MongoDB
Designing a Photo Sharing App
Architecture of an Instagram-like photo sharing platform — image upload, processing, CDN delivery, explore feed, and hashtag indexing.
S
srikanthtelkalapally888@gmail.com
Designing a Photo Sharing App
A photo sharing platform lets users upload, process, and share images with followers.
Requirements
- Upload photos up to 10MB
- Apply filters
- Follow users, view feed
- Explore / discover content
- Hashtags, location tags
- 500M users, 100M photos/day
Photo Upload Pipeline
Client uploads photo
↓
Upload Service → S3 (original)
↓
Message Queue (Kafka)
↓
Image Processing Workers:
- Resize: thumbnail, medium, large
- Apply filter (optional)
- Extract EXIF data
- Generate blurhash (placeholder)
↓
S3 (processed variants)
↓
CDN distribution
↓
Update photo metadata in DB
Storage Estimation
100M photos/day × 3 variants × 200KB avg = 60TB/day
→ CDN caches hot content
→ S3 Intelligent Tiering for cold storage
Metadata Database
photos(id, user_id, caption, location, created_at)
photo_urls(photo_id, size, s3_url)
hashtags(id, tag)
photo_hashtags(photo_id, hashtag_id)
Feed Generation
Same as news feed:
- Hybrid fan-out
- Redis sorted set per user (score = timestamp)

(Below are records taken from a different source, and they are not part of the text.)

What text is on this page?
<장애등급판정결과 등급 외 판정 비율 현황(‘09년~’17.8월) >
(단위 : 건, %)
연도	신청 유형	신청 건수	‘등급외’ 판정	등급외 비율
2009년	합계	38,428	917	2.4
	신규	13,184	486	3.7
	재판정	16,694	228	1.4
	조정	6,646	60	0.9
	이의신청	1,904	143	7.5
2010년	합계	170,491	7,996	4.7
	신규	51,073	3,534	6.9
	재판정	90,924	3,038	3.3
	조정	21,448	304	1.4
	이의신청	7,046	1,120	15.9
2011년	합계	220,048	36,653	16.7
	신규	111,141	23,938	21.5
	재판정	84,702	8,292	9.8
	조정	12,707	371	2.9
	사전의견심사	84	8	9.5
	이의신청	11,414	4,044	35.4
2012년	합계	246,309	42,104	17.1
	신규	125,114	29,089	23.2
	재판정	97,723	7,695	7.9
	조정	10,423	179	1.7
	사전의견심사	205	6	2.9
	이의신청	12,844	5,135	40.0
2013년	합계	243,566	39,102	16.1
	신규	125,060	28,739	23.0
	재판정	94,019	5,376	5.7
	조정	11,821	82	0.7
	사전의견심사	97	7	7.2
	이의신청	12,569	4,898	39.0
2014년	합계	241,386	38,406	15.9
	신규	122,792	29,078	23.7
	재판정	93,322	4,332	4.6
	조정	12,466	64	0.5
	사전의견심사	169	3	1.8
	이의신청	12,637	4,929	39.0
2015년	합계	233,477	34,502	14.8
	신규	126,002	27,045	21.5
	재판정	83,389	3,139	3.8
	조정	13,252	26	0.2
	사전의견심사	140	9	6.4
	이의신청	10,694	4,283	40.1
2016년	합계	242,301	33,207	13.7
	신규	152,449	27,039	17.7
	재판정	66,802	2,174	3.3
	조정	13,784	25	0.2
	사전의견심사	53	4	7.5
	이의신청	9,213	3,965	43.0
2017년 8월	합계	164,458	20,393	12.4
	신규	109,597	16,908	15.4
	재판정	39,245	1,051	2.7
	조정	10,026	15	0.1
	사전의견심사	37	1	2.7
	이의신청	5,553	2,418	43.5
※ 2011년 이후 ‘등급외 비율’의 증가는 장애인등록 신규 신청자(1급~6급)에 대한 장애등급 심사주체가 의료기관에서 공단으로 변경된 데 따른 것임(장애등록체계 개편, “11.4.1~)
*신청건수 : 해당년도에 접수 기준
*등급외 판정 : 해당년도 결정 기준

- Celebrity posts merged at read time
Explore / Discover
Content signals → ML pipeline → Explore feed
- Post engagement rate
- Similarity to liked content
- Geographic proximity
- Trending hashtags
Hashtag Indexing
Post created → Extract hashtags
→ Index in Elasticsearch
Hashtag search: #sunset
→ Elasticsearch query → Recent + popular photos
Stories (24-hour ephemeral)
Story uploaded → S3
Story metadata → Redis (TTL: 24 hours)
Viewer list → Redis SET per story
→ Auto-expire after 24 hours
Conclusion
Photo apps are CDN-first. Async image processing, hybrid feed fan-out, and Elasticsearch-powered hashtag search form the core architecture.